Am Abend des 28.12. waren meine Frau und ich dann pünktlich vor der Musikhalle und wurden vor 19:00 Uhr noch nicht eingelassen. Die auf unseren Eintrittskarten aufgedruckten Merkmale wie "VIP" und "inklusive Gala-Diner" schienen keine Auswirkungen zu haben. Um 19:15 Uhr, vor dem Garderobentrakt wartend, kam plötzlich Hagen Kuhr, der Cellist aus dem NDR-Konzert, in den Eingangsbereich hinein. Uns fiel er gleich auf, ihm selbst fiel wohl nicht auf, dass er bei einigen jetzt schon aufgrund des NDR-Auftrittes ein "Star" war. Die gute Nachricht also: Neben den Bläsern war auch das Cello dabei.
Als wir dann um 19:30 Uhr in den Saal der Musikhalle eingelassen wurden, betrachteten wir zunächst die Bühne. Links und rechts hinten waren Podeste mit je drei Mikrofonen aufgebaut, links lagen die Blasinstrumente. Rechts mussten also drei Backgroundsänger oder sängerinnen stehen. Die jeweilige Höhe der aufgebauten Mikrofone (in der Mitte das höchste, rechts vom Zuschauer aus gesehen das niedrigste) schien genau passend für die drei Backgroundsängerinnen, die wir auch vom NDR-Konzert her kannten: in der Mitte stand dort Julia Schilinski, die große dunkelhaarige, rechts Regy Clasen, die kleine Blonde. Eines verriet die Bühne noch: Wir sahen, dass die Treppen zum Zuschauerraum rechts und links durch Boxen verstellt waren. Meine Frau meinte dann, das "einzeln Abfragen" bei einem Song, zu dem Stefan Gwildis in den Zuschaueraum gegangen war, um Zuschauer einzeln mitsingen zu lassen, konnte heute Abend nicht stattfinden: ohne Treppe konnte Stefan Gwildis die Bühne nicht verlassen. Wie wir uns täuschen sollten, zeigte später das Konzert.
Nach einer Ansage eines Moderators des veranstaltenden NDR 90.3 kam dann die 13-köpfige Band noch ohne Gwildis auf die Bühne. Tatsächlich, es war EXAKT die Besetzung vom NDR-Fernsehkonzert am 1.11., also auch mit den drei Background-Sängerinnen Alex Prinz, Julia Schilinski und Regy Clasen! Toll, man konnte sich zurücklehnen, es war geschafft: Der Wohlfühlfaktor war schon ohne einen Ton gehört zu haben auf dem Höhepunkt. Jetzt konnte man eigentlich wieder beruhigt nach Hause fahren .. ach nein, das wichtigste wartete ja noch, das Konzert selbst.

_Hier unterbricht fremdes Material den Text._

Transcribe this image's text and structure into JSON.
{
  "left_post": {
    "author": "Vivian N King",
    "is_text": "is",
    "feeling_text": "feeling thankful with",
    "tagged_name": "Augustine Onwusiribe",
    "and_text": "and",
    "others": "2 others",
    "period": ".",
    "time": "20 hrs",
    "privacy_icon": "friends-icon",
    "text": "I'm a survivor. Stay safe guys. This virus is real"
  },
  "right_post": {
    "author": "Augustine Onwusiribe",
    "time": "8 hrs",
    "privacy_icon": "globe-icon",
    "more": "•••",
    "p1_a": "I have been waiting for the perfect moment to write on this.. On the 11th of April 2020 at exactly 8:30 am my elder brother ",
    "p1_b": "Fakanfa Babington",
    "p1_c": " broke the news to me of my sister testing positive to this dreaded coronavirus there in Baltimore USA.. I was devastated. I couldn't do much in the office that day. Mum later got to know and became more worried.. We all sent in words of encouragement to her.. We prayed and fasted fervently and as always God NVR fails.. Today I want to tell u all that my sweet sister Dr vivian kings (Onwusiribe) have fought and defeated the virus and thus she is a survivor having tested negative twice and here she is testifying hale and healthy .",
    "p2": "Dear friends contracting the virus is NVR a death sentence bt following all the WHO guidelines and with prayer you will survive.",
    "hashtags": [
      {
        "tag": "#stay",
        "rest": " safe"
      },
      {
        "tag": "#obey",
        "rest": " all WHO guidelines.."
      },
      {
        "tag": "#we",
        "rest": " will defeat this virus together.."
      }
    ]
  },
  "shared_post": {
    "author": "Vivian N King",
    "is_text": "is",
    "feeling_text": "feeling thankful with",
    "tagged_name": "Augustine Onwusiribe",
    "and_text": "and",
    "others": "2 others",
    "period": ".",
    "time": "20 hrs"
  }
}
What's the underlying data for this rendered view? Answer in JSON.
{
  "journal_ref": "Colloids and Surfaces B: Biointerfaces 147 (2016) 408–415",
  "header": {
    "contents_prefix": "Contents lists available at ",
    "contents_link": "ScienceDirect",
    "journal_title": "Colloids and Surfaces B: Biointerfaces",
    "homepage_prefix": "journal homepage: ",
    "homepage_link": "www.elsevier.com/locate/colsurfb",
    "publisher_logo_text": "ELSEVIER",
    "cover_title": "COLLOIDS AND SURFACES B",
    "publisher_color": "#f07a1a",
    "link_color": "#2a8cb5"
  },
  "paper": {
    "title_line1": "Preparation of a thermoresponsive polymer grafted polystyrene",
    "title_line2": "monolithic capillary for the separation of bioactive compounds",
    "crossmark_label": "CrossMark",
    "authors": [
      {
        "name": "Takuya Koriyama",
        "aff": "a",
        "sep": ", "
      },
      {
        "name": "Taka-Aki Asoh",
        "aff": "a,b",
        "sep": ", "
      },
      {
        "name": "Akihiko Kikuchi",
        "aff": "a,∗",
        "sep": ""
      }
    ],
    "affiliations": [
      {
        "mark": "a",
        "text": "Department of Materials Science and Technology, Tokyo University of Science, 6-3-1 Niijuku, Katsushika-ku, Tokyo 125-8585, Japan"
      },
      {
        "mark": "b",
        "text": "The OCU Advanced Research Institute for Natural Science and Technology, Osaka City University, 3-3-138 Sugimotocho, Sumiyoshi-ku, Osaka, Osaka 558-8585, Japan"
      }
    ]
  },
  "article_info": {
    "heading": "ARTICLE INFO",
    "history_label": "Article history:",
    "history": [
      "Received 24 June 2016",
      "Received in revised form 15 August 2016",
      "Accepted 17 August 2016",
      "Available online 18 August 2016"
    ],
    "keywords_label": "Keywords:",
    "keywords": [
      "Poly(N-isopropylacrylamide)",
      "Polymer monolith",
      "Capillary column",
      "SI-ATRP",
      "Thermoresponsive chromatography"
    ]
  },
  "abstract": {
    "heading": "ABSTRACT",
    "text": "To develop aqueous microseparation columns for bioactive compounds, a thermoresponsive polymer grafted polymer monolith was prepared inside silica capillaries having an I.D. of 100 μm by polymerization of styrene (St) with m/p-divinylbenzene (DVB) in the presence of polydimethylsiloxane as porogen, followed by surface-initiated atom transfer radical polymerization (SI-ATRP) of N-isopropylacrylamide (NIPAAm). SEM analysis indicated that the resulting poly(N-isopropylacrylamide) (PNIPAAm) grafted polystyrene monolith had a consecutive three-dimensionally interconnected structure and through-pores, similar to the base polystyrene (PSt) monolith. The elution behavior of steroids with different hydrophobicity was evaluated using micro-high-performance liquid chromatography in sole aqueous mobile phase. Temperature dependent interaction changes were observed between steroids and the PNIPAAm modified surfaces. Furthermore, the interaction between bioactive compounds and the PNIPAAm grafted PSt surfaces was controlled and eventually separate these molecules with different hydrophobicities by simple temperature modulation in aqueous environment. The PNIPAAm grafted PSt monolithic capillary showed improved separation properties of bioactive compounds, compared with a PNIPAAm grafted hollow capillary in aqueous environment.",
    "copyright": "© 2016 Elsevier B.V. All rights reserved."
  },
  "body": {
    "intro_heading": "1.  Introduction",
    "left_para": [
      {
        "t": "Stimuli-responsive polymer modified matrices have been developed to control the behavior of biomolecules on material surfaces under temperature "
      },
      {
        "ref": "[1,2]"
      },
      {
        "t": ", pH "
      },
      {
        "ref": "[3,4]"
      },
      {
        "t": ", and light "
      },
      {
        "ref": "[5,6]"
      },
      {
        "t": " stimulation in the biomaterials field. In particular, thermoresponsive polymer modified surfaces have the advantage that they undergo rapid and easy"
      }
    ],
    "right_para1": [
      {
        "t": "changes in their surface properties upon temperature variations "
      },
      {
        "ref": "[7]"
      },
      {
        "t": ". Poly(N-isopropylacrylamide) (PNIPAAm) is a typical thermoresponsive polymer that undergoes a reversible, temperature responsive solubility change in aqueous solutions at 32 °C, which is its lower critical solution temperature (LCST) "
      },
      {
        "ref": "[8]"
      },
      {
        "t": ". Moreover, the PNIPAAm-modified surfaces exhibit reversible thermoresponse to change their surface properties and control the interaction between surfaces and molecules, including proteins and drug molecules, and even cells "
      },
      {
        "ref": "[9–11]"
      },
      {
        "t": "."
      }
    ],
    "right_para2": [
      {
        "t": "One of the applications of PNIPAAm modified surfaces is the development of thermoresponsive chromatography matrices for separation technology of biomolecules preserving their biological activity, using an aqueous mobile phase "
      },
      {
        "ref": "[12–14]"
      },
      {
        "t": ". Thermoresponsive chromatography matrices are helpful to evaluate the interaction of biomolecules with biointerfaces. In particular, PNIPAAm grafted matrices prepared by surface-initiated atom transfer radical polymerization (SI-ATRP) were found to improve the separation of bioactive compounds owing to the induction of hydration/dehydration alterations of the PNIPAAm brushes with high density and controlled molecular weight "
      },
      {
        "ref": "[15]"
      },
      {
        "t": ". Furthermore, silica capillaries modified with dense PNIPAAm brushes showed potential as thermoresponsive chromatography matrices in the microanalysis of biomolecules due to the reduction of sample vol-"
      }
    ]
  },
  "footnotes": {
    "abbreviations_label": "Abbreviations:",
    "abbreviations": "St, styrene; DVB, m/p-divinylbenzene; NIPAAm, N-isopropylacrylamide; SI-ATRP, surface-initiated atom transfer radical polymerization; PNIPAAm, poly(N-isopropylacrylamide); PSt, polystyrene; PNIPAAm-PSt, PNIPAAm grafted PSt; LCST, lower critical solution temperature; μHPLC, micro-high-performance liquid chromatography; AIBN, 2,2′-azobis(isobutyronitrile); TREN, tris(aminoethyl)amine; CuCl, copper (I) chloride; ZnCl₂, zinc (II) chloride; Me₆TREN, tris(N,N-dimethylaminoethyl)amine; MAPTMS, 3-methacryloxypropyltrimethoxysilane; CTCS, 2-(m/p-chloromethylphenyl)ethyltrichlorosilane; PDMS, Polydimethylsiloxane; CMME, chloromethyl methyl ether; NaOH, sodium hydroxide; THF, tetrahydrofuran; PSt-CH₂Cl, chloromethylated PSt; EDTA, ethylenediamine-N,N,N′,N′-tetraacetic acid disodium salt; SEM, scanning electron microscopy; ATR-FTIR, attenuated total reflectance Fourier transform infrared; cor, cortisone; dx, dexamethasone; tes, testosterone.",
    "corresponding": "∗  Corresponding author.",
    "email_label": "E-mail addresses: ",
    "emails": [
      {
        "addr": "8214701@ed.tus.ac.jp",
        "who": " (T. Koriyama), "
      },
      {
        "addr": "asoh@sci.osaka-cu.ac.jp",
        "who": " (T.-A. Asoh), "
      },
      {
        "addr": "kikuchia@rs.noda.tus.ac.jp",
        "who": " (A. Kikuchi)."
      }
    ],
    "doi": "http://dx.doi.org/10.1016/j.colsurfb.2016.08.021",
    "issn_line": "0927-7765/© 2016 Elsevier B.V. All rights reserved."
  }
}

Um die einzelnen Songs besser vorstellen zu können, möchte ich mit der Struktur der Setlist dieses Abends starten. Die Setlist bestand wie in einem spannenden Fußballspiel aus fünf Teilen:
1. Halbzeit 20:10 - 21:05
Pause 21:05 - 21:30
2. Halbzeit 21:30 - 22:30
Verlängerung 1 22:30 - 22:50
Verlängerung 2 22:50 - 23:05
Elfmeterschießen 23:05 - 23:10
Folgende Songs wurden dann in den verschiedenen Teilen gespielt (dabei habe ich nur bei den Titeln, die nicht von "Neues Spiel" stammten, das Original-Album angegeben)
1. Halbzeit
Shaft (Fast-Instrumental-Intro)
Allem Anschein nach bist Du's
Mitten vorm Dock Nr. 10
Sie ist so süß wenn sie da liegt und schläft
Sie läßt mich nicht mehr los
Wajakla (von Wajakla)
Geh doch (von Wajakla)
Wem bringt das was
Lass mal ruhig den Hut auf
2. Halbzeit
Dein Herz ist ein einsamer Jäger (Duett mit Joja Wendt; von Gretes Hits)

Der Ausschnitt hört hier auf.